How to get an Answer from Software?

When you approach a software product with the desire to obtain an answer from it, you are basically doing one of the following two things:
  1. You have good reasons to believe that the answer is 'in there'
  2. You are 'fishing for results'
In the first case, you are convinced not only that the answer is in there, but also that you've come to the right place. For example, if I lose my driver's license, I'll go to my local Motor Vehicle Branch and ask for a new one. Not only do I know that all the information necessary for issuing the new one exists in some government office, I also know that I've come to the right place. It wouldn't be of much help if I went to the Revenue and Taxation office, for example.

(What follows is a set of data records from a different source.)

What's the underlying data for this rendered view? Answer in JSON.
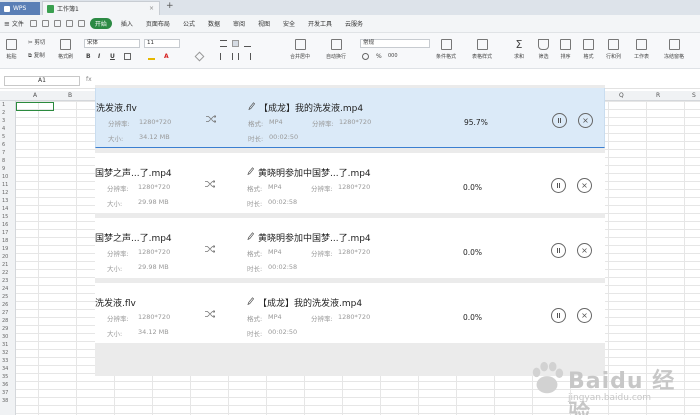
{
  "titlebar": {
    "app_tab": "WPS",
    "doc_tab": "工作簿1",
    "close": "×",
    "new_tab": "+"
  },
  "menubar": {
    "file": "文件",
    "start": "开始",
    "items": [
      "插入",
      "页面布局",
      "公式",
      "数据",
      "审阅",
      "视图",
      "安全",
      "开发工具",
      "云服务"
    ]
  },
  "ribbon": {
    "paste": "粘贴",
    "cut": "剪切",
    "copy": "复制",
    "format_painter": "格式刷",
    "font": "宋体",
    "font_size": "11",
    "bold": "B",
    "italic": "I",
    "underline": "U",
    "merge": "合并居中",
    "wrap": "自动换行",
    "number_format": "常规",
    "percent": "%",
    "thousands": "000",
    "cond_format": "条件格式",
    "table_style": "表格样式",
    "sum": "求和",
    "filter": "筛选",
    "sort": "排序",
    "format": "格式",
    "row_col": "行和列",
    "sheet": "工作表",
    "freeze": "冻结窗格"
  },
  "formula": {
    "cell_ref": "A1",
    "fx": "fx"
  },
  "columns": [
    "A",
    "B",
    "Q",
    "R",
    "S"
  ],
  "rows": [
    "1",
    "2",
    "3",
    "4",
    "5",
    "6",
    "7",
    "8",
    "9",
    "10",
    "11",
    "12",
    "13",
    "14",
    "15",
    "16",
    "17",
    "18",
    "19",
    "20",
    "21",
    "22",
    "23",
    "24",
    "25",
    "26",
    "27",
    "28",
    "29",
    "30",
    "31",
    "32",
    "33",
    "34",
    "35",
    "36",
    "37",
    "38"
  ],
  "converter": {
    "labels": {
      "resolution": "分辨率:",
      "size": "大小:",
      "format": "格式:",
      "duration": "时长:"
    },
    "tasks": [
      {
        "src_name": "洗发液.flv",
        "src_res": "1280*720",
        "src_size": "34.12 MB",
        "out_name": "【成龙】我的洗发液.mp4",
        "out_format": "MP4",
        "out_res": "1280*720",
        "out_duration": "00:02:50",
        "progress": "95.7%"
      },
      {
        "src_name": "国梦之声...了.mp4",
        "src_res": "1280*720",
        "src_size": "29.98 MB",
        "out_name": "黄晓明参加中国梦...了.mp4",
        "out_format": "MP4",
        "out_res": "1280*720",
        "out_duration": "00:02:58",
        "progress": "0.0%"
      },
      {
        "src_name": "国梦之声...了.mp4",
        "src_res": "1280*720",
        "src_size": "29.98 MB",
        "out_name": "黄晓明参加中国梦...了.mp4",
        "out_format": "MP4",
        "out_res": "1280*720",
        "out_duration": "00:02:58",
        "progress": "0.0%"
      },
      {
        "src_name": "洗发液.flv",
        "src_res": "1280*720",
        "src_size": "34.12 MB",
        "out_name": "【成龙】我的洗发液.mp4",
        "out_format": "MP4",
        "out_res": "1280*720",
        "out_duration": "00:02:50",
        "progress": "0.0%"
      }
    ]
  },
  "watermark": {
    "brand": "Baidu 经验",
    "sub": "jingyan.baidu.com"
  },
  "colors": {
    "active_card": "#dbeaf8",
    "active_border": "#3b7fd1",
    "start_green": "#2c8a44"
  }
}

In the second case, you may not be sure that the answer even exists, let alone that you've come to the right place. But you're fishing for it anyway.

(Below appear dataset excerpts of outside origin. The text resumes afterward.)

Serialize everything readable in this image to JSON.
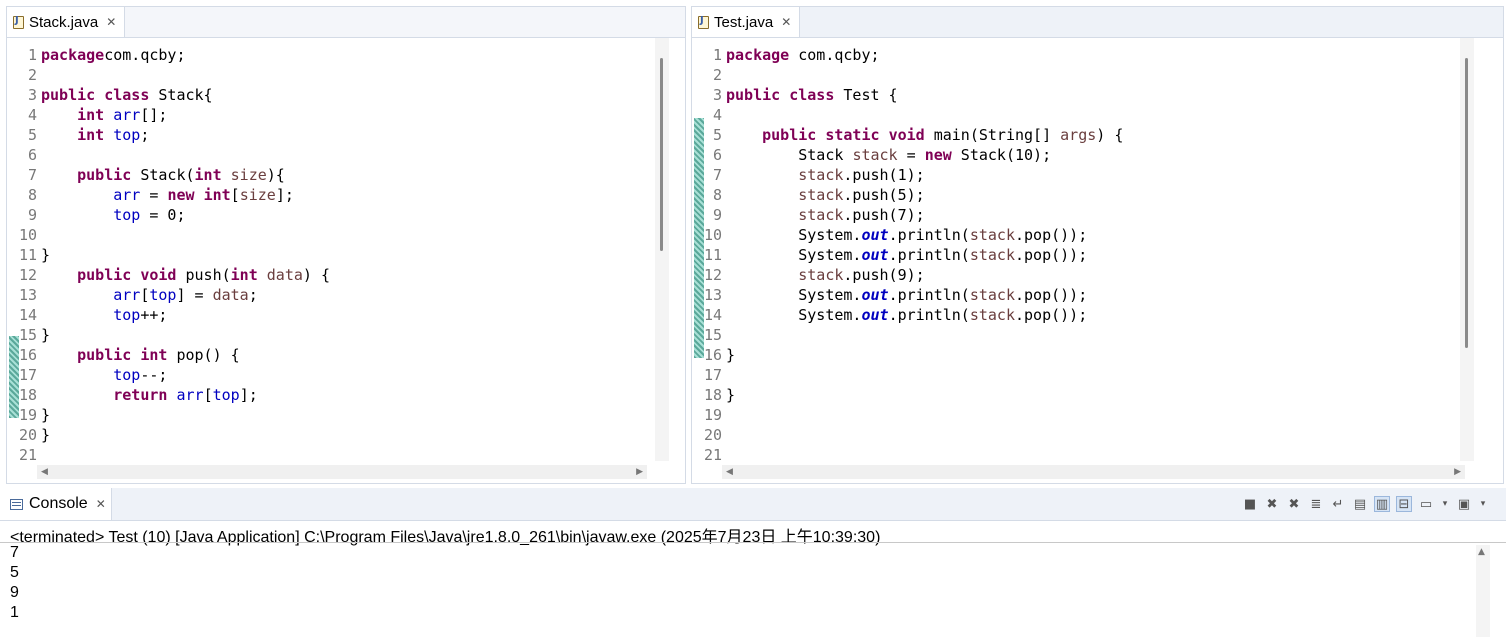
{
  "editors": [
    {
      "tab_label": "Stack.java",
      "lines": [
        [
          [
            "kw",
            "package"
          ],
          [
            "",
            "com.qcby;"
          ]
        ],
        [],
        [
          [
            "kw",
            "public"
          ],
          [
            "",
            " "
          ],
          [
            "kw",
            "class"
          ],
          [
            "",
            " Stack{"
          ]
        ],
        [
          [
            "",
            " "
          ],
          [
            "kw",
            "int"
          ],
          [
            "",
            " "
          ],
          [
            "fld",
            "arr"
          ],
          [
            "",
            "[];"
          ]
        ],
        [
          [
            "",
            " "
          ],
          [
            "kw",
            "int"
          ],
          [
            "",
            " "
          ],
          [
            "fld",
            "top"
          ],
          [
            "",
            ";"
          ]
        ],
        [],
        [
          [
            "",
            " "
          ],
          [
            "kw",
            "public"
          ],
          [
            "",
            " Stack("
          ],
          [
            "kw",
            "int"
          ],
          [
            "",
            " "
          ],
          [
            "var",
            "size"
          ],
          [
            "",
            "){"
          ]
        ],
        [
          [
            "",
            " "
          ],
          [
            "fld",
            "arr"
          ],
          [
            "",
            " = "
          ],
          [
            "kw",
            "new"
          ],
          [
            "",
            " "
          ],
          [
            "kw",
            "int"
          ],
          [
            "",
            "["
          ],
          [
            "var",
            "size"
          ],
          [
            "",
            "];"
          ]
        ],
        [
          [
            "",
            " "
          ],
          [
            "fld",
            "top"
          ],
          [
            "",
            " = 0;"
          ]
        ],
        [],
        [
          [
            "",
            " }"
          ]
        ],
        [
          [
            "",
            " "
          ],
          [
            "kw",
            "public"
          ],
          [
            "",
            " "
          ],
          [
            "kw",
            "void"
          ],
          [
            "",
            " push("
          ],
          [
            "kw",
            "int"
          ],
          [
            "",
            " "
          ],
          [
            "var",
            "data"
          ],
          [
            "",
            ") {"
          ]
        ],
        [
          [
            "",
            " "
          ],
          [
            "fld",
            "arr"
          ],
          [
            "",
            "["
          ],
          [
            "fld",
            "top"
          ],
          [
            "",
            "] = "
          ],
          [
            "var",
            "data"
          ],
          [
            "",
            ";"
          ]
        ],
        [
          [
            "",
            " "
          ],
          [
            "fld",
            "top"
          ],
          [
            "",
            "++;"
          ]
        ],
        [
          [
            "",
            " }"
          ]
        ],
        [
          [
            "",
            " "
          ],
          [
            "kw",
            "public"
          ],
          [
            "",
            " "
          ],
          [
            "kw",
            "int"
          ],
          [
            "",
            " pop() {"
          ]
        ],
        [
          [
            "",
            " "
          ],
          [
            "fld",
            "top"
          ],
          [
            "",
            "--;"
          ]
        ],
        [
          [
            "",
            " "
          ],
          [
            "kw",
            "return"
          ],
          [
            "",
            " "
          ],
          [
            "fld",
            "arr"
          ],
          [
            "",
            "["
          ],
          [
            "fld",
            "top"
          ],
          [
            "",
            "];"
          ]
        ],
        [
          [
            "",
            " }"
          ]
        ],
        [
          [
            "",
            "}"
          ]
        ],
        []
      ]
    },
    {
      "tab_label": "Test.java",
      "lines": [
        [
          [
            "kw",
            "package"
          ],
          [
            "",
            " com.qcby;"
          ]
        ],
        [],
        [
          [
            "kw",
            "public"
          ],
          [
            "",
            " "
          ],
          [
            "kw",
            "class"
          ],
          [
            "",
            " Test {"
          ]
        ],
        [],
        [
          [
            "",
            " "
          ],
          [
            "kw",
            "public"
          ],
          [
            "",
            " "
          ],
          [
            "kw",
            "static"
          ],
          [
            "",
            " "
          ],
          [
            "kw",
            "void"
          ],
          [
            "",
            " main(String[] "
          ],
          [
            "var",
            "args"
          ],
          [
            "",
            ") {"
          ]
        ],
        [
          [
            "",
            " Stack "
          ],
          [
            "var",
            "stack"
          ],
          [
            "",
            " = "
          ],
          [
            "kw",
            "new"
          ],
          [
            "",
            " Stack(10);"
          ]
        ],
        [
          [
            "",
            " "
          ],
          [
            "var",
            "stack"
          ],
          [
            "",
            ".push(1);"
          ]
        ],
        [
          [
            "",
            " "
          ],
          [
            "var",
            "stack"
          ],
          [
            "",
            ".push(5);"
          ]
        ],
        [
          [
            "",
            " "
          ],
          [
            "var",
            "stack"
          ],
          [
            "",
            ".push(7);"
          ]
        ],
        [
          [
            "",
            " System."
          ],
          [
            "sf",
            "out"
          ],
          [
            "",
            ".println("
          ],
          [
            "var",
            "stack"
          ],
          [
            "",
            ".pop());"
          ]
        ],
        [
          [
            "",
            " System."
          ],
          [
            "sf",
            "out"
          ],
          [
            "",
            ".println("
          ],
          [
            "var",
            "stack"
          ],
          [
            "",
            ".pop());"
          ]
        ],
        [
          [
            "",
            " "
          ],
          [
            "var",
            "stack"
          ],
          [
            "",
            ".push(9);"
          ]
        ],
        [
          [
            "",
            " System."
          ],
          [
            "sf",
            "out"
          ],
          [
            "",
            ".println("
          ],
          [
            "var",
            "stack"
          ],
          [
            "",
            ".pop());"
          ]
        ],
        [
          [
            "",
            " System."
          ],
          [
            "sf",
            "out"
          ],
          [
            "",
            ".println("
          ],
          [
            "var",
            "stack"
          ],
          [
            "",
            ".pop());"
          ]
        ],
        [],
        [
          [
            "",
            " }"
          ]
        ],
        [],
        [
          [
            "",
            "}"
          ]
        ],
        [],
        [],
        []
      ]
    }
  ],
  "console": {
    "tab_label": "Console",
    "status": "<terminated> Test (10) [Java Application] C:\\Program Files\\Java\\jre1.8.0_261\\bin\\javaw.exe (2025年7月23日 上午10:39:30)",
    "output": [
      "7",
      "5",
      "9",
      "1"
    ],
    "toolbar_icons": [
      "terminate-icon",
      "remove-launch-icon",
      "remove-all-terminated-icon",
      "scroll-lock-icon",
      "word-wrap-icon",
      "show-console-on-output-icon",
      "show-console-on-error-icon",
      "pin-console-icon",
      "display-selected-console-icon",
      "display-selected-console-dropdown-icon",
      "open-console-icon",
      "open-console-dropdown-icon"
    ]
  }
}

How to get Software to Process some Information?

A software product may not only contain the ability to answer pointed questions, it could also be capable of transforming the information. If we compare a software product with a human servant for a minute, we could say that, just as a human servant can assist someone in obtaining something (such as a glass of water, or an instruction on how to get to the nearest pharmacy), software can do the same type of service. But in addition to that, just as a human servant can modify the existing resource and turn it into something else (like, use wheat flour, yeast, salt and water and bake a loaf of bread), so can a software product modify the existing information and turn it into something else (like, use the supplied information about the customer and the product to create an order to be shipped).

In order to enable software to perform such transformations, we need to make sure that the following three capabilities are present:
  1. Create new information
  2. Modify existing information
  3. Delete existing information
Working in conjunction with the ability to answer questions, software can produce and manipulate information, thus offering the whole gamut of services to its human users.

Take the Rails RIDE

Rails is the best-of-breed technology that offers this kind of simplistic approach to software development today. It is based on the idea that any desired software behavior could be modeled on the principles of irreducibly simple fourfold behavior:
  1. Retrieve
  2. Insert
  3. Delete
  4. Edit
Any situation could be modeled as either being appropriate for retrieving information, inserting new information, deleting existing information, or editing existing information.

Once we acclimatize ourselves to viewing software modeling that way, we are capable of expressing our intentions to Rails without worrying about how will these intentions be implemented under the hood.

Such arrangement finally opens the door for us to start worrying about the human side of the experience, and to stop fretting over the machine side of the equation.